Dance Magazine, Nov, 1995 by Susan Broili

WINSTON-SALEM, North Carolina--An assistant dean and another longtime dance teacher at North Carolina School of the Arts resigned in August after being charged with misconduct by the school following a civil suit by a former student accusing the two teachers of sexual misconduct.

Richard Kuch, assistant dean of the dance department, and Richard Gain, a dance teacher, resigned August 17, nearly a month after Christopher Soderlund, twenty-seven, filed a suit in North Carolina Superior Court charging that as a sixteen-year-old high school student at NCSA in 1984 he was seduced by Gain and sexually harassed and humiliated by Kuch. Kuch had taught at the school since 1972, and Gain since 1973; both were former principal dancers with the Martha Graham Company. They resigned after being suspended by the school and charged with misconduct, choosing not to exercise their right to a hearing before a faculty committee.

The suit describes an atmosphere at the school in which sexual relationships between teachers and students were commonplace, and where other teachers and at least one administrator were aware of Soderlund's alleged harassment but did nothing to stop it. Soderlund is also suing the school and the state-run University of North Carolina system, which operates NCSA.

Kuch and Gain, the suit alleges, "taught students, including the plaintiff, and even boys and girls as young as thirteen, that dancing was sexual expression and that they would be better dancers if they were sexually active." The suit claims the two teachers "graphically described to the plaintiff many other occasions on which they had sexual relations with other male dance students," and that, prior to Easter 1984, "defendant Gain took the impressionable young aspiring dancer to the defendants Kuch and Gain's house, where he served him alcohol and then engaged in sexual relations with him."

Soderlund is seeking compensatory damages of over $10,000, and additional punitive damages to be decided in court.

Kuch and Gain have declined to comment, but their attorney, Susan Gray, says they deny the allegations. "The support I have received for them has been overwhelming," Gray says.

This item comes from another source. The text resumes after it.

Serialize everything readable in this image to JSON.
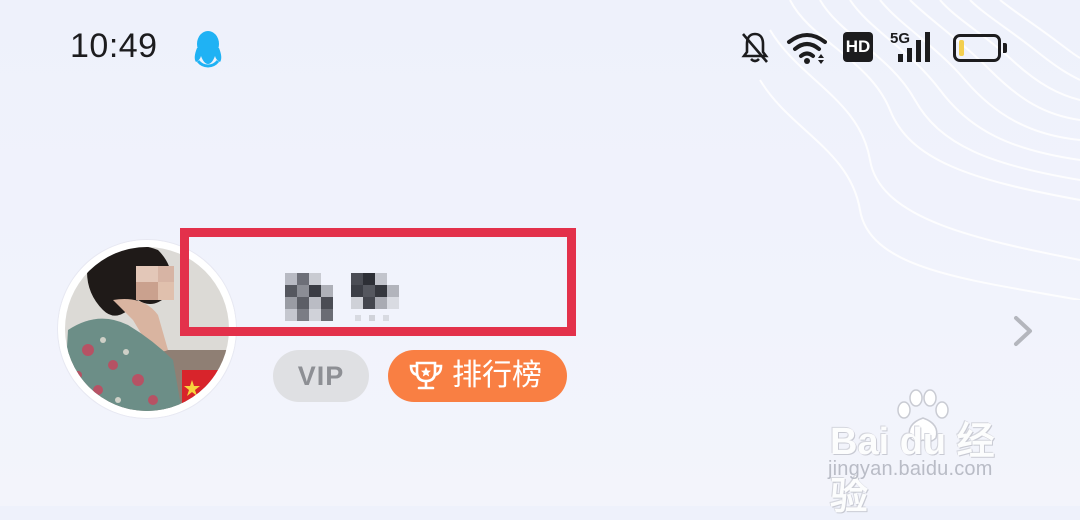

Eric Hoisington, who studied at NCSA from 1982 to 1985, says he has filed an affidavit in support of the teachers. "Kuch and Gain always respected their students and were very professional, and kept their sex lives totally separate from their jobs as professors of dance," says Hoisington, who is now a soloist with San Francisco Ballet. "They have given so much to the world of dance in the past twenty-five years, that it would be a crime if they were punished for misunderstandings."

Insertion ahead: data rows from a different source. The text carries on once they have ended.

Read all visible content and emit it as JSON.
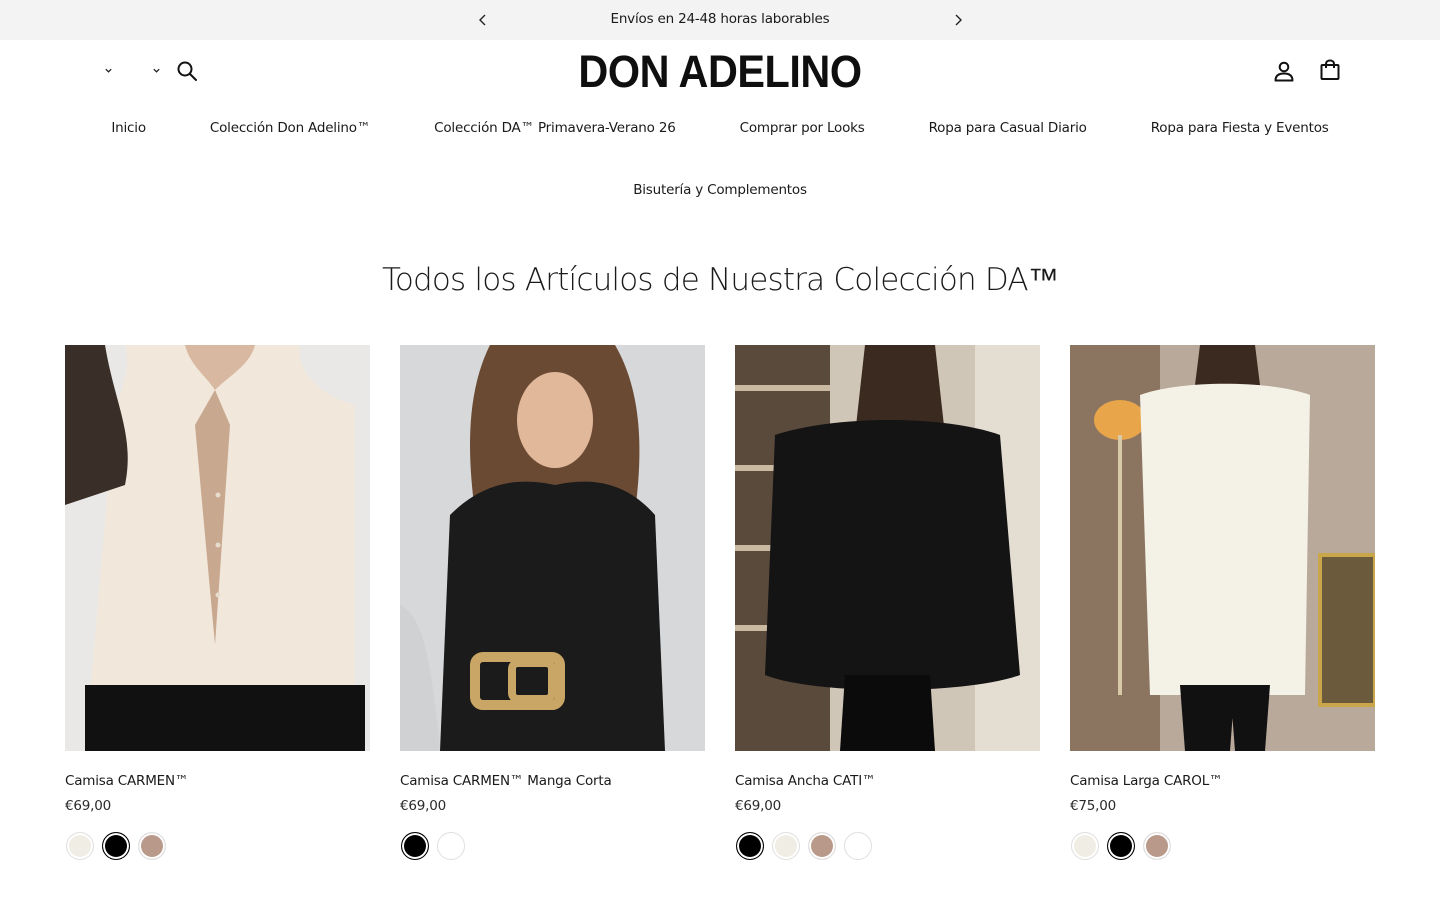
{
  "announcement": {
    "text": "Envíos en 24-48 horas laborables"
  },
  "brand": {
    "name": "DON ADELINO"
  },
  "nav": {
    "row1": [
      "Inicio",
      "Colección Don Adelino™",
      "Colección DA™ Primavera-Verano 26",
      "Comprar por Looks",
      "Ropa para Casual Diario",
      "Ropa para Fiesta y Eventos"
    ],
    "row2": [
      "Bisutería y Complementos"
    ]
  },
  "section": {
    "title": "Todos los Artículos de Nuestra Colección DA™"
  },
  "products": [
    {
      "title": "Camisa CARMEN™",
      "price": "€69,00",
      "swatches": [
        "#f0ede4",
        "#000000",
        "#b9998a"
      ]
    },
    {
      "title": "Camisa CARMEN™ Manga Corta",
      "price": "€69,00",
      "swatches": [
        "#000000",
        "#ffffff"
      ]
    },
    {
      "title": "Camisa Ancha CATI™",
      "price": "€69,00",
      "swatches": [
        "#000000",
        "#f0ede4",
        "#b9998a",
        "#ffffff"
      ]
    },
    {
      "title": "Camisa Larga CAROL™",
      "price": "€75,00",
      "swatches": [
        "#f0ede4",
        "#000000",
        "#b9998a"
      ]
    }
  ],
  "icons": {
    "prev": "chevron-left-icon",
    "next": "chevron-right-icon",
    "search": "search-icon",
    "account": "user-icon",
    "cart": "shopping-bag-icon"
  },
  "colors": {
    "announcement_bg": "#f3f3f3",
    "text": "#1a1a1a"
  }
}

Both the school and attorney Gray have filed motions to have the suit dismissed. NCSA chancellor Alex Ewing responded to the charges in a news conference in August, saying, "The North Carolina School of the Arts does not, and will not ever condone sexual misconduct between faculty and students. We will not tolerate it and we will protect our students from it." Ewing conceded, however, that despite the school's long-standing written policy against sexual harassment, reporting procedures had been ineffective. He promised to establish a "totally accessible and safe procedure" for students seeking help, such as a campus hotline or an ombudsman.

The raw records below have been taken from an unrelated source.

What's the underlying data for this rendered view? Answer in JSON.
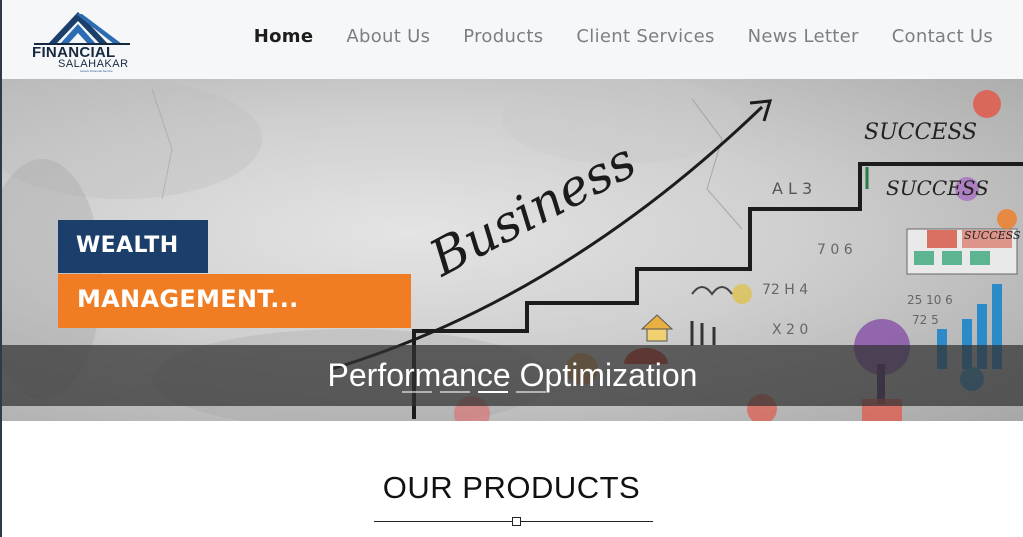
{
  "brand": {
    "name_line1": "FINANCIAL",
    "name_line2": "SALAHAKAR",
    "tagline": "Assets Financial Service",
    "icon": "roof-triangle-logo-icon",
    "colors": {
      "navy": "#1b3f6a",
      "blue": "#2b6cb3"
    }
  },
  "nav": {
    "items": [
      {
        "label": "Home",
        "active": true
      },
      {
        "label": "About Us"
      },
      {
        "label": "Products"
      },
      {
        "label": "Client Services"
      },
      {
        "label": "News Letter"
      },
      {
        "label": "Contact Us"
      }
    ]
  },
  "hero": {
    "badge_line1": "WEALTH",
    "badge_line2": "MANAGEMENT...",
    "sketch_word": "Business",
    "sketch_success_1": "SUCCESS",
    "sketch_success_2": "SUCCESS",
    "sketch_success_3": "SUCCESS",
    "caption": "Performance Optimization",
    "slides_total": 4,
    "active_slide": 3,
    "colors": {
      "badge_navy": "#1b3f6a",
      "badge_orange": "#f07d24"
    }
  },
  "products": {
    "heading": "OUR PRODUCTS"
  }
}
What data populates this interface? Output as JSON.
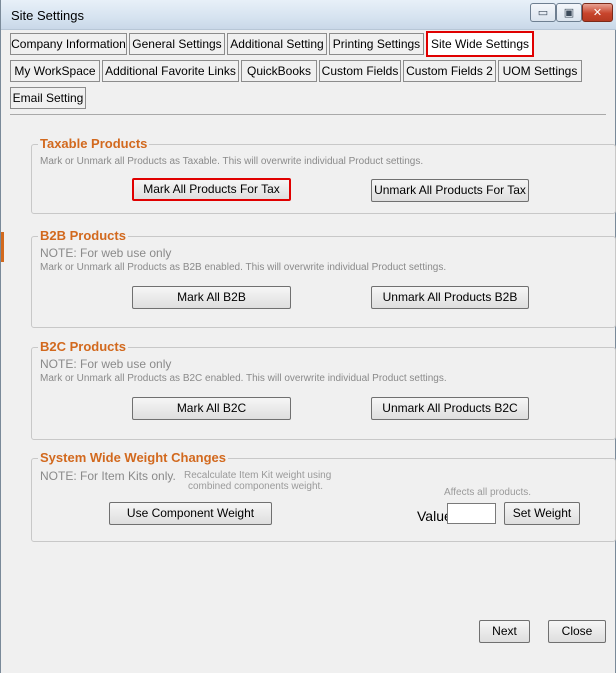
{
  "window": {
    "title": "Site Settings"
  },
  "window_controls": {
    "minimize": "▭",
    "maximize": "▣",
    "close": "✕"
  },
  "tabs": {
    "row1": [
      "Company Information",
      "General Settings",
      "Additional Setting",
      "Printing Settings",
      "Site Wide Settings"
    ],
    "row2": [
      "My WorkSpace",
      "Additional Favorite Links",
      "QuickBooks",
      "Custom Fields",
      "Custom Fields 2",
      "UOM Settings"
    ],
    "row3": [
      "Email Setting"
    ],
    "active": "Site Wide Settings"
  },
  "taxable": {
    "legend": "Taxable Products",
    "desc": "Mark or Unmark all Products as Taxable. This will overwrite individual Product settings.",
    "mark_label": "Mark All Products For Tax",
    "unmark_label": "Unmark All Products For Tax"
  },
  "b2b": {
    "legend": "B2B Products",
    "note": "NOTE: For web use only",
    "desc": "Mark or Unmark all Products as B2B enabled. This will overwrite individual Product settings.",
    "mark_label": "Mark All B2B",
    "unmark_label": "Unmark All Products B2B"
  },
  "b2c": {
    "legend": "B2C Products",
    "note": "NOTE: For web use only",
    "desc": "Mark or Unmark all Products as B2C enabled. This will overwrite individual Product settings.",
    "mark_label": "Mark All B2C",
    "unmark_label": "Unmark All Products B2C"
  },
  "weight": {
    "legend": "System Wide Weight Changes",
    "note": "NOTE: For Item Kits only.",
    "desc_line1": "Recalculate Item Kit weight using",
    "desc_line2": "combined components weight.",
    "affects": "Affects all products.",
    "use_component_label": "Use Component Weight",
    "value_label": "Value",
    "value": "",
    "set_weight_label": "Set Weight"
  },
  "footer": {
    "next_label": "Next",
    "close_label": "Close"
  }
}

Sam Neill, chair of the University of North Carolina board of governors, ordered the creation of a commission to look into any further reports of sexual misconduct at the school.

While it is too early to gauge the long-term effects of the allegations on the school's reputation, at least one parent says she has no qualms about sending her daughter to the school. "Chancellor Ewing was very straightforward about what had transpired and what they were doing," says Marjorie Busby, whose daughter is in her first year at NCSA's high school. "I don't think students are at any greater risk because it's a school of the arts. It could happen anywhere."

Also expressing confidence in the school was former student Jack Arnold. "I cannot defend the alleged abuse of power, but I can defend the excellence of the school and faculty and their ability to turn out excellent dancers," said Arnold, who studied with Kuch and Gain and went on to dance with Pilobolus Dance Theatre.

Others worried about the impact the controversy could have on the already fragile public support for the arts. "There are people waiting for this kind of thing to happen," says Lisa Yount, who attended the school as a college student from 1982 to 1985. "Time and time again, the arts have to prove to the world, to the politicians, that we are worth supporting."